Inter VLAN Routing - Internet Access

asterix

@Derelict:

Do yourself a favor and watch for Brocade ICX-6450s too. Cisco 3750s can be had as well, though they will likely only be 100M with gig uplinks.

You want an IPv6 L3 switch and don't want to spend any money? Really?

I am not looking to buy overpriced switches. My current switch does have IPv6 L3 functionality but it's hidden and can only be enabled with an IPv6 license which will cost somewhere over the $450 price range. Hence I am looking for better options as I am not willing to pay that exorbitant price for un-hiding something already there.

Derelict

You can easily get a new L3 switch for under $450. A brand new SG300-52 costs about that.

If you need the functionality they offer they are not overpriced.

asterix

Yup looking into them. Now do any of these cisco switches need additional licensing? Or have to pay yearly fees for functionality? the SG300 does IPv6 vlan routing right?

johnpoz

Yes the sg300 does ipv6 routing, and no you don't need to by any extra licensing for it..  I would look to the sg350 though, the sg300 is end of life..

http://www.cisco.com/c/en/us/products/collateral/switches/small-business-stackable-managed-switches/eos-eol-notice-c51-733213.pdf
The one I would be worried about is the end of sw support.. Which this doc says was april of 2015, but they just released

Sx300 Firmware Version 1.4.7.05 09-DEC-2016

Which I am running on mine.. I currently do not run my sg300 in L3, I have no use for it on my network as of yet.  While I do have in works upgrade to my pfsense, its currently running on old HP microsever as a vm and can not route at gig..  Can only seem to get about 400-500mbps between segments.  But for me that is fine..  I have all the devices I really need full gig between on the same network.

While you might be able to find some sg300 a few bucks cheaper..  They currently have announced end of software maint.. So you may never see another update that is not for a major security fix, etc.  For example I would love to see it support chacha20 for its ssh.. But I don't think that is going to happen..

asterix

hmm end of software maint is not good.
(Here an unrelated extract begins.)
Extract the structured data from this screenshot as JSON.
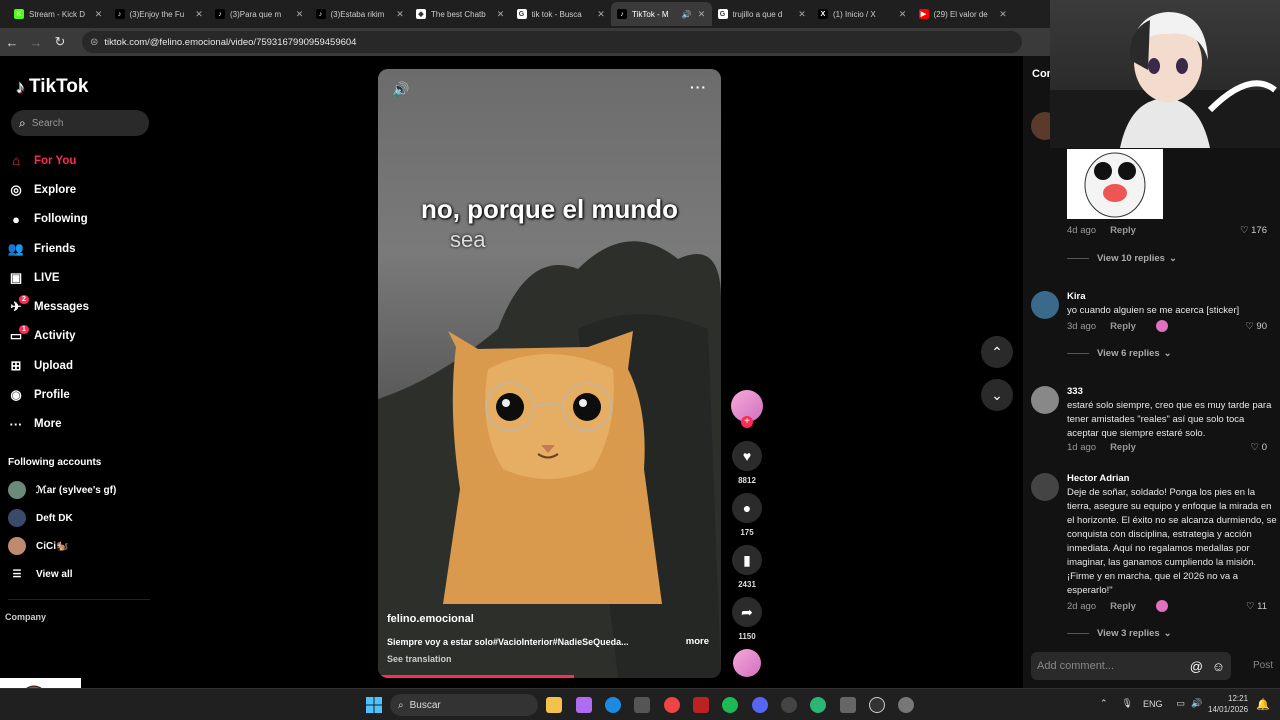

The sg350 is still pretty expensive. I will keep an eye on eBay for sg350, sg300 and sg500. I may get one if the price is hard to beat or will wait for the sg350 to drop in price.

johnpoz

What port density are you looking for?  I saw and listed a sg350 for <200 on amazon.

johnpoz

Ah - your looking for 48 ports, yeah that can get a bit pricey.. You sure you can not just use a smaller port density L3 as your core/distribution layer to handle your routing and then a simple L2 switch for your port density?  You can use uplinks per vlan to your L3 switch to your L2 so you do not hairpin or have to share bandwidth on interfaces for intervlan traffic.

"They advertised it but never added the feature. Expected sometime after sept 2017."

Keep in mind what specific switch your looking at with unifi, there are the "unifi" switches and then their are the edgeswitches and then teh edgeswitches-lite

From my understanding the ES have L3, but the unifi switches as of yet do not.. The unifi switches are cheaper per port density.  But the edgeswitch lite 48 port lists for $400 and clearly its states L3 support on the product page.. If that is not the case they really should adjust their datasheet and product page..

asterix

https://community.ubnt.com/t5/EdgeSwitch/EdgeSwitch-L3-IPv6-Routing/m-p/1609932/highlight/true#M8056

Their current platform has no L3 IPv6 routing functionality.

johnpoz

Well that is show stopper then.. ;)  They really should update their DS to state ipv4 routing only..

richley

How did you setup your transit in the end? Trying to do the same and it isn't working. Currently using management as my transit. Are you able to describe how you setup the transit as I have contacted netgear and they don't seem to have a concept of a transit vlan and are asking me to create a vlan on pfsense for it.

Pfsense:
Pfsense lan default gateway 192.168.10.246

Created gateway 192.168.10.1 Inc static routes etc on pfsense under routing.

Switch:

Created management vlan (15) 192.168.15.0

Ip: 192.168.15.2
Default gateway: 192.168.15.1 but it won't let me set it and defaults to 0.0.0.0

Static route also changes to 192.168.15.1 rarther than 192.168.10.246

Created vlan (10) 192.168.10.0

Default gateway 192.168.10.1

Untagged a port for all vlans and set its pvid to 10. Plugged the pfsense lan port into this switch port (transit link)

I'm clearly not doing it right please help.